🤖 AI Summary
This study addresses the problem of fairly redistributing payment traffic under the regulatory constraint that no single UPI application may handle more than 30% of total transaction volume, modeling it as a Minimum Edge Activation Flow (MEAF) problem on a bipartite graph to minimize the number of additional payment applications users must install. The work formally defines this regulation-driven problem for the first time and proves its NP-completeness. To solve it efficiently, the authors propose a scalable two-stage decoupled allocation strategy (DTAS) that combines integer linear programming with heuristic methods, leveraging structural properties of traffic flows and capacity reuse mechanisms.
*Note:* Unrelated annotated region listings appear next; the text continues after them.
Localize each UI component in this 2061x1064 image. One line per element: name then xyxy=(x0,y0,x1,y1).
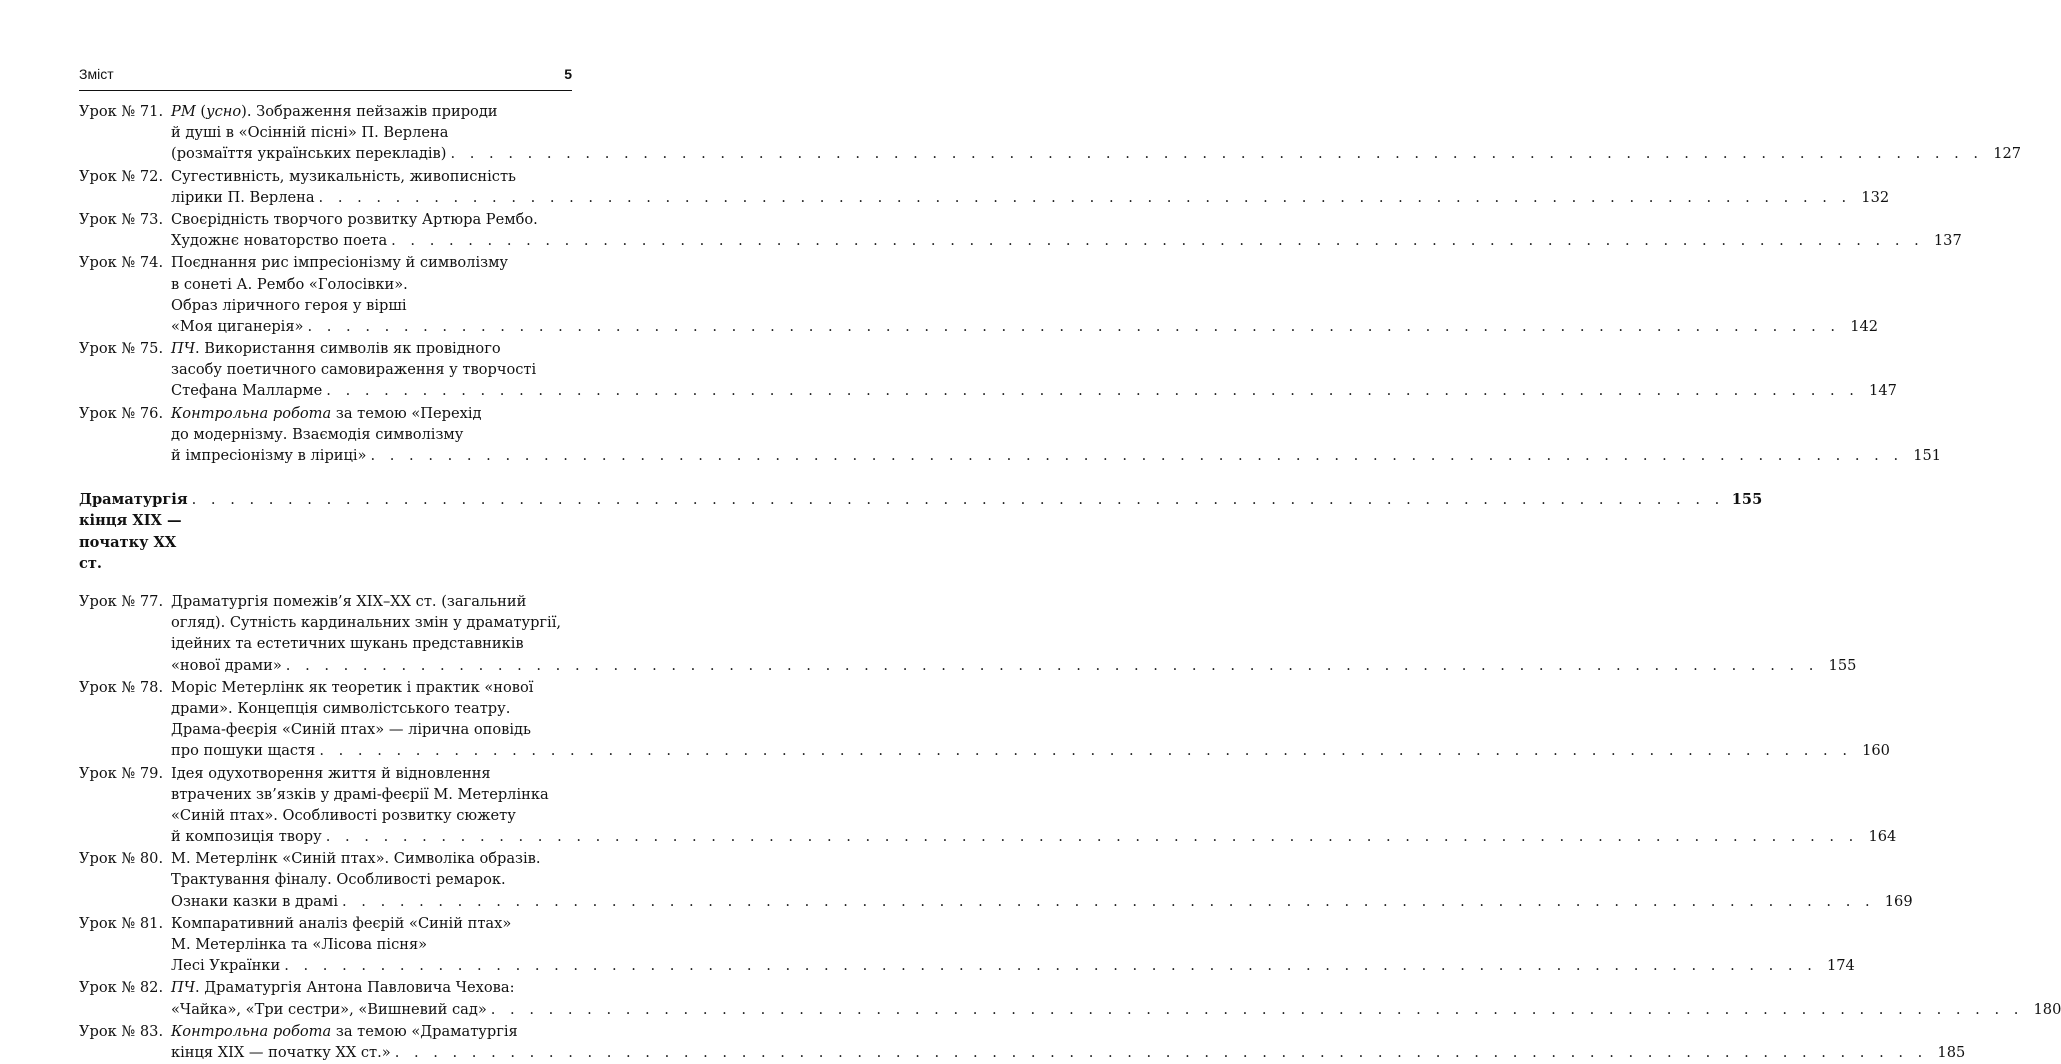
lesson-label: Урок № 83. xyxy=(79,1022,164,1040)
page-number: 5 xyxy=(564,66,572,82)
italic-text: ПЧ xyxy=(171,340,196,358)
lesson-title xyxy=(171,101,2021,165)
page-ref: 142 xyxy=(1850,317,1879,335)
text: Ознаки казки в драмі xyxy=(171,892,339,910)
title-line xyxy=(171,230,1962,251)
text: «Моя циганерія» xyxy=(171,317,304,335)
leader-dots: . . . . . . . . . . . . . . . . . . . . . . . . . . . . . . . . . . . . . . . . . . . . . . . . . . . . . . . . . . . . . . . . . . . . . . . . . . . . . . . . xyxy=(394,1043,1928,1061)
text: «Чайка», «Три сестри», «Вишневий сад» xyxy=(171,1000,487,1018)
text: Ідея одухотворення життя й відновлення xyxy=(171,764,491,782)
toc-entry[interactable] xyxy=(79,403,1942,467)
italic-text: ПЧ xyxy=(171,979,196,997)
page-ref: 169 xyxy=(1884,892,1913,910)
lesson-title xyxy=(171,977,2061,1019)
lesson-label: Урок № 73. xyxy=(79,210,164,228)
toc-group-drama xyxy=(79,591,2061,1063)
title-line xyxy=(171,805,1896,826)
lesson-title xyxy=(171,913,1855,977)
title-line xyxy=(171,380,1897,401)
leader-dots: . . . . . . . . . . . . . . . . . . . . . . . . . . . . . . . . . . . . . . . . . . . . . . . . . . . . . . . . . . . . . . . . . . . . . . . . . . . . . . . . xyxy=(325,828,1859,846)
title-line xyxy=(171,187,1889,208)
text: й імпресіонізму в ліриці» xyxy=(171,447,367,464)
text: Сугестивність, музикальність, живописність xyxy=(171,167,516,185)
title-line xyxy=(171,101,2021,122)
toc-entry[interactable] xyxy=(79,977,2061,1019)
text: про пошуки щастя xyxy=(171,742,316,760)
title-line xyxy=(171,763,1896,784)
text: лірики П. Верлена xyxy=(171,188,315,206)
title-line xyxy=(171,143,2021,164)
text: «Синій птах». Особливості розвитку сюжету xyxy=(171,806,516,824)
lesson-label: Урок № 76. xyxy=(79,404,164,422)
text: драми». Концепція символістського театру. xyxy=(171,699,511,717)
toc-section-heading[interactable] xyxy=(79,489,1763,574)
text: Драма-феєрія «Синій птах» — лірична оповідь xyxy=(171,721,531,739)
lesson-title xyxy=(171,848,1913,912)
title-line xyxy=(171,338,1897,359)
running-title: Зміст xyxy=(79,66,114,82)
toc-entry[interactable] xyxy=(79,763,1897,848)
title-line xyxy=(171,869,1913,890)
lesson-label: Урок № 82. xyxy=(79,979,164,997)
toc-entry[interactable] xyxy=(79,1021,1966,1063)
title-line xyxy=(171,698,1890,719)
text: Трактування фіналу. Особливості ремарок. xyxy=(171,871,506,889)
title-line xyxy=(171,445,1941,466)
leader-dots: . . . . . . . . . . . . . . . . . . . . . . . . . . . . . . . . . . . . . . . . . . . . . . . . . . . . . . . . . . . . . . . . . . . . . . . . . . . . . . . . xyxy=(307,317,1841,335)
page-ref: 127 xyxy=(1993,145,2022,163)
text: кінця XIX — початку XX ст.» xyxy=(171,1043,391,1061)
text: за темою «Драматургія xyxy=(331,1022,518,1040)
lesson-title xyxy=(171,677,1890,762)
text: Драматургія пoмежів’я XIX–XX ст. (загальний xyxy=(171,593,527,610)
title-line xyxy=(171,1042,1965,1063)
text: ідейних та естетичних шукань представників xyxy=(171,635,524,653)
title-line xyxy=(171,316,1878,337)
text: Моріс Метерлінк як теоретик і практик «нової xyxy=(171,678,534,696)
text: М. Метерлінка та «Лісова пісня» xyxy=(171,936,428,953)
leader-dots: . . . . . . . . . . . . . . . . . . . . . . . . . . . . . . . . . . . . . . . . . . . . . . . . . . . . . . . . . . . . . . . . . . . . . . . . . . . . . . . . xyxy=(370,447,1904,464)
text: в сонеті А. Рембо «Голосівки». xyxy=(171,275,408,293)
lesson-title xyxy=(171,763,1896,848)
title-line xyxy=(171,424,1941,445)
title-line xyxy=(171,999,2061,1020)
section-page: 155 xyxy=(1731,491,1763,509)
leader-dots: . . . . . . . . . . . . . . . . . . . . . . . . . . . . . . . . . . . . . . . . . . . . . . . . . . . . . . . . . . . . . . . . . . . . . . . . . . . . . . . . xyxy=(318,188,1852,206)
leader-dots: . . . . . . . . . . . . . . . . . . . . . . . . . . . . . . . . . . . . . . . . . . . . . . . . . . . . . . . . . . . . . . . . . . . . . . . . . . . . . . . . xyxy=(490,1000,2024,1018)
title-line xyxy=(171,891,1913,912)
lesson-title xyxy=(171,403,1941,467)
page-header xyxy=(79,66,572,91)
italic-text: Контрольна робота xyxy=(171,1022,332,1040)
section-title: Драматургія кінця XIX — початку XX ст. xyxy=(79,491,188,572)
title-line xyxy=(171,274,1878,295)
text: Образ ліричного героя у вірші xyxy=(171,296,407,314)
text: Художнє новаторство поета xyxy=(171,232,388,250)
title-line xyxy=(171,612,1856,633)
title-line xyxy=(171,1021,1965,1042)
italic-text: Контрольна робота xyxy=(171,404,332,422)
toc-entry[interactable] xyxy=(79,848,1913,912)
title-line xyxy=(171,209,1962,230)
leader-dots: . . . . . . . . . . . . . . . . . . . . . . . . . . . . . . . . . . . . . . . . . . . . . . . . . . . . . . . . . . . . . . . . . . . . . . . . . . . . . . . . xyxy=(284,957,1817,975)
toc-entry[interactable] xyxy=(79,338,1897,402)
text: М. Метерлінк «Синій птах». Символіка образів. xyxy=(171,850,541,868)
leader-dots: . . . . . . . . . . . . . . . . . . . . . . . . . . . . . . . . . . . . . . . . . . . . . . . . . . . . . . . . . . . . . . . . . . . . . . . . . . . . . . . . xyxy=(450,145,1984,163)
text: до модернізму. Взаємодія символізму xyxy=(171,425,464,443)
lesson-label: Урок № 79. xyxy=(79,764,164,782)
text: Своєрідність творчого розвитку Артюра Рембо. xyxy=(171,210,538,228)
lesson-label: Урок № 72. xyxy=(79,167,164,185)
text: «нової драми» xyxy=(171,656,282,674)
leader-dots: . . . . . . . . . . . . . . . . . . . . . . . . . . . . . . . . . . . . . . . . . . . . . . . . . . . . . . . . . . . . . . . . . . . . . . . . . . . . . . . . xyxy=(342,892,1875,910)
title-line xyxy=(171,740,1890,761)
page-ref: 132 xyxy=(1861,188,1890,206)
title-line xyxy=(171,848,1913,869)
toc-entry[interactable] xyxy=(79,913,1855,977)
toc-entry[interactable] xyxy=(79,209,1962,251)
title-line xyxy=(171,359,1897,380)
leader-dots: . . . . . . . . . . . . . . . . . . . . . . . . . . . . . . . . . . . . . . . . . . . . . . . . . . . . . . . . . . . . . . . . . . . . . . . . . . . . . . . . xyxy=(319,742,1852,760)
text: Лесі Українки xyxy=(171,957,281,975)
lesson-label: Урок № 80. xyxy=(79,850,164,868)
title-line xyxy=(171,295,1878,316)
lesson-label: Урок № 77. xyxy=(79,593,164,610)
title-line xyxy=(171,591,1856,612)
text: Стефана Малларме xyxy=(171,382,323,400)
page-ref: 164 xyxy=(1868,828,1897,846)
italic-text: РМ xyxy=(171,103,196,120)
text: втрачених зв’язків у драмі-феєрії М. Метерлінка xyxy=(171,785,549,803)
title-line xyxy=(171,677,1890,698)
table-of-contents xyxy=(79,101,2061,1064)
title-line xyxy=(171,719,1890,740)
toc-entry[interactable] xyxy=(79,677,1890,762)
lesson-label: Урок № 78. xyxy=(79,678,164,696)
title-line xyxy=(171,934,1855,955)
lesson-label: Урок № 74. xyxy=(79,254,164,272)
page-ref: 155 xyxy=(1828,656,1857,674)
leader-dots: . . . . . . . . . . . . . . . . . . . . . . . . . . . . . . . . . . . . . . . . . . . . . . . . . . . . . . . . . . . . . . . . . . . . . . . . . . . . . . . . xyxy=(326,382,1859,400)
page-ref: 147 xyxy=(1869,382,1897,400)
lesson-title xyxy=(171,209,1962,251)
text: засобу поетичного самовираження у творчості xyxy=(171,361,537,379)
title-line xyxy=(171,826,1896,847)
text: ). Зображення пейзажів природи xyxy=(241,103,498,120)
lesson-title xyxy=(171,166,1889,208)
toc-entry[interactable] xyxy=(79,166,1890,208)
lesson-label: Урок № 81. xyxy=(79,914,164,932)
text: (розмаїття українських перекладів) xyxy=(171,145,447,163)
toc-entry[interactable] xyxy=(79,591,1857,676)
lesson-label: Урок № 75. xyxy=(79,340,164,358)
page-ref: 151 xyxy=(1913,447,1942,464)
leader-dots: . . . . . . . . . . . . . . . . . . . . . . . . . . . . . . . . . . . . . . . . . . . . . . . . . . . . . . . . . . . . . . . . . . . . . . . . . . . . . . . . xyxy=(191,491,1725,509)
leader-dots: . . . . . . . . . . . . . . . . . . . . . . . . . . . . . . . . . . . . . . . . . . . . . . . . . . . . . . . . . . . . . . . . . . . . . . . . . . . . . . . . xyxy=(391,232,1924,250)
page-ref: 185 xyxy=(1937,1043,1966,1061)
title-line xyxy=(171,913,1855,934)
text: за темою «Перехід xyxy=(331,404,482,422)
text: й композиція твору xyxy=(171,828,322,846)
text: Поєднання рис імпресіонізму й символізму xyxy=(171,254,509,272)
title-line xyxy=(171,955,1855,976)
lesson-label: Урок № 71. xyxy=(79,103,164,120)
toc-group-lyrics xyxy=(79,101,2022,466)
toc-entry[interactable] xyxy=(79,101,2022,165)
page-ref: 174 xyxy=(1826,957,1855,975)
page-ref: 160 xyxy=(1862,742,1890,760)
title-line xyxy=(171,977,2061,998)
lesson-title xyxy=(171,591,1856,676)
lesson-title xyxy=(171,338,1897,402)
toc-entry[interactable] xyxy=(79,252,1879,337)
leader-dots: . . . . . . . . . . . . . . . . . . . . . . . . . . . . . . . . . . . . . . . . . . . . . . . . . . . . . . . . . . . . . . . . . . . . . . . . . . . . . . . . xyxy=(285,656,1819,674)
text: . Використання символів як провідного xyxy=(195,340,501,358)
italic-text: усно xyxy=(206,103,242,120)
lesson-title xyxy=(171,1021,1965,1063)
text: ( xyxy=(195,103,207,120)
title-line xyxy=(171,655,1856,676)
title-line xyxy=(171,122,2021,143)
title-line xyxy=(171,403,1941,424)
text: Компаративний аналіз феєрій «Синій птах» xyxy=(171,914,512,932)
title-line xyxy=(171,633,1856,654)
page-ref: 180 xyxy=(2033,1000,2061,1018)
title-line xyxy=(171,252,1878,273)
text: . Драматургія Антона Павловича Чехова: xyxy=(195,979,515,997)
title-line xyxy=(171,166,1889,187)
lesson-title xyxy=(171,252,1878,337)
page-ref: 137 xyxy=(1933,232,1962,250)
text: й душі в «Осінній пісні» П. Верлена xyxy=(171,124,449,142)
title-line xyxy=(171,784,1896,805)
text: огляд). Сутність кардинальних змін у драматургії, xyxy=(171,614,562,632)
Experimental results demonstrate that DTAS generates near-optimal, high-quality solutions within seconds on large-scale semi-synthetic networks, substantially improving regulatory compliance efficiency.
📝 Abstract
The concentration of digital payment transactions in just two UPI apps like PhonePe and Google Pay has raised concerns of duopoly in India s digital financial ecosystem. To address this, the National Payments Corporation of India (NPCI) has mandated that no single UPI app should exceed 30 percent of total transaction volume. Enforcing this cap, however, poses a significant computational challenge: how to redistribute user transactions across apps without causing widespread user inconvenience while maintaining capacity limits? In this paper, we formalize this problem as the Minimum Edge Activation Flow (MEAF) problem on a bipartite network of users and apps, where activating an edge corresponds to a new app installation. The objective is to ensure a feasible flow respecting app capacities while minimizing additional activations. We further prove that Minimum Edge Activation Flow is NP-Complete. To address the computational challenge, we propose scalable heuristics, named Decoupled Two-Stage Allocation Strategy (DTAS), that exploit flow structure and capacity reuse. Experiments on large semi-synthetic transaction network data show that DTAS finds solutions close to the optimal ILP within seconds, offering a fast and practical way to enforce transaction caps fairly and efficiently.